In this post I explain how to perform Linear Discriminant Analysis in Displayr. Linear Discriminant Analysis is a machine learning technique that can be used to predict categories.

This post is a step-by-step guide to how to do Linear Discriminant Analysis in Displayr. You can do this easily by using this LDA template! Just follow the instructions to create your own Linear Discriminant Analysis.

If you are not familiar with Linear Discriminant Analysis (LDA), and want to learn more then, click here for an introduction. As this is a practical guide, it does not require a deep understanding of the algorithm.

The data set I’ll be using describes different types of glass based upon physical attributes and chemical composition. You can read more about the data here. For the purposes of my analysis all you need to know is that the outcome variable is categorical (7 types of glass) and the predictor variables are numeric.

Like other supervised machine learning algorithms, it is first trained on a labelled data set. This in turn enables it to predict categories on a new data set. We'll also be randomly split the data into a larger 70% training sample and a smaller 30% testing sample. The training sample is used to build the model, and then we can independently verify the accuracy using the unseen training sample.

Step 1: Importing the data

Displayr has many methods for loading data. This includes drag-and-drop (of various file types), importing via SQL, via URL and using R code. In this case I will use a URL to bring in a .csv file.

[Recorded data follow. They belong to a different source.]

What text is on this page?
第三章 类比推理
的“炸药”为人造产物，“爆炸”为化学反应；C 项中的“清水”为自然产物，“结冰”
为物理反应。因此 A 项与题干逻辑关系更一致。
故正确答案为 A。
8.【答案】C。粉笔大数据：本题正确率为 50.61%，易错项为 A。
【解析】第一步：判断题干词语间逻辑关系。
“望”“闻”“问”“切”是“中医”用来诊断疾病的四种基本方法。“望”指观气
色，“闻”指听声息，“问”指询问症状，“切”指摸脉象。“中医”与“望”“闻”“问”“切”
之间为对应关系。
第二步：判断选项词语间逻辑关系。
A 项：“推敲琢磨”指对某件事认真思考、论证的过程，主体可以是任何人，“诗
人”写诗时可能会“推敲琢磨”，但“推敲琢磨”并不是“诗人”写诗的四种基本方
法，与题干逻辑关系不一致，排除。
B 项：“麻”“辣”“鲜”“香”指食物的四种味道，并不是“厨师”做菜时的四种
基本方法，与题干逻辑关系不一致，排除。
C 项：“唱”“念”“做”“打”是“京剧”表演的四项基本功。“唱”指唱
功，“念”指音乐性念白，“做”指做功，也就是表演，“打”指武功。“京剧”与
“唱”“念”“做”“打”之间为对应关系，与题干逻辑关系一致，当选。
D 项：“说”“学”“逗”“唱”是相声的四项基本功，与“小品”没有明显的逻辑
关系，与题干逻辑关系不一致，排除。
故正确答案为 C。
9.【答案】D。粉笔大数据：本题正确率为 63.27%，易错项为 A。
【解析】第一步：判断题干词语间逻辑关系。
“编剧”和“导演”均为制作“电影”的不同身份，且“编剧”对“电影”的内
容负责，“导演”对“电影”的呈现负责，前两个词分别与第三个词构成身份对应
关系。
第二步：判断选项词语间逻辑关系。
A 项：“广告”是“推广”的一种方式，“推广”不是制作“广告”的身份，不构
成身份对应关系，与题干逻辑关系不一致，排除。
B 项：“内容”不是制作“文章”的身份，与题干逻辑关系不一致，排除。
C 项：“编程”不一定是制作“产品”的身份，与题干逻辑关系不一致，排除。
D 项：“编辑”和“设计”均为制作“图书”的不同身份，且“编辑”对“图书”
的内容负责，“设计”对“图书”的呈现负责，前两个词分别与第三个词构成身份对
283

  • Open your document and start a new blank page: Home > Page Layout > New Page > Title Only
  • Navigate to Insert > New Data Set > URL and paste in the following (without quotation marks): "http://wiki.q-researchsoftware.com/images/c/ce/Glass.csv"
  • The data will appear in the Data Sets tree in the bottom left of the screen. Highlight the data set "Glass.csv" on the left.
  • Insert > Utilities > Filtering > Filters for Train-Test Split. This splits the data into a 70% training set and a 30% testing set. (You can see this in a summary table if you drag the newly created question, Train Test Split,  from the data tree on to the page).

Step 2: Performing Linear Discriminant Analysis

Now we add our model with Insert > More > Machine Learning > Linear Discriminant Analysis.

  • Click on the model and then go over to the Object Inspector (the panel on the right-hand side).
  • For Outcome, select Type from the drop-down list.
  • For Numeric predictors choose Refractive Index and the 8 elements Na, Mg, Al, Si, K, Ca, Ba and Fe. Leave the other settings to their defaults.
  • Select the output box on the page, and then from the Inputs tab of the Object Inspector, choose Training sample from the Filter(s) drop-down box.

The output should appear as below.


It is useful to name your page with the analysis. Click on the text "Click to add title" at the top of the page to insert a title. Type in "LDA model with training sample".

The model is predicting Type, which is an integer from 1 to 7, and is correct for 64% of the cases. Note that there is no data from Type 4.

Step 3: Validating the model 

Overfitting is when a model is paying too much attention to aspects of the training data that are in fact random and do not generalize to unseen examples. The model has gone beyond learning the relationship between the predictor and outcome variables and is effectively memorizing the training data. Hence we do not use the accuracy on the training sample as a benchmark of quality. Instead, let's test how well this model predicts on the data from the testing sample using a Prediction-Accuracy Table.

Select the model on the page, and then navigate to Insert > More > Machine Learning > Diagnostic > Prediction-Accuracy Table. The shaded table output appears on top of the original output so we will move it to a new page. Go to Insert > New Page > Title Only to create a new blank page. Click back on the original page (see Pages on the left of the screen above Data). Drag the Prediction-Accuracy Table on to the new page then click back to the new page. Name your page "LDA accuracy on testing sample" by typing this into the blank title bar at the top of the page.

The accuracy is currently calculated for the whole data set. To change this, first click on the table output and from the Inputs tab of the Object Inspector, choose Testing sample from the Filter(s) drop-down box.

The output should appear as shown below, with a training set accuracy of 57.81%.


The discriminant function coefficients can be accessed from  Insert > More > Machine Learning > Diagnostic > Prediction-Accuracy Table.

Try it yourself

You can see the document I created by clicking here. If you'd like to repeat the process or play with your own data, use this template.

In summarize, the main steps I have just performed are,

  1. Import a data set
  2. Split the data into testing and training sets
  3. Perform Linear Discriminant Analysis on the training set
  4. Calculate the accuracy on the independent testing set (using a Prediction-Accuracy table).

I used the default LDA settings but Displayr has many more menu options to explore which are described here.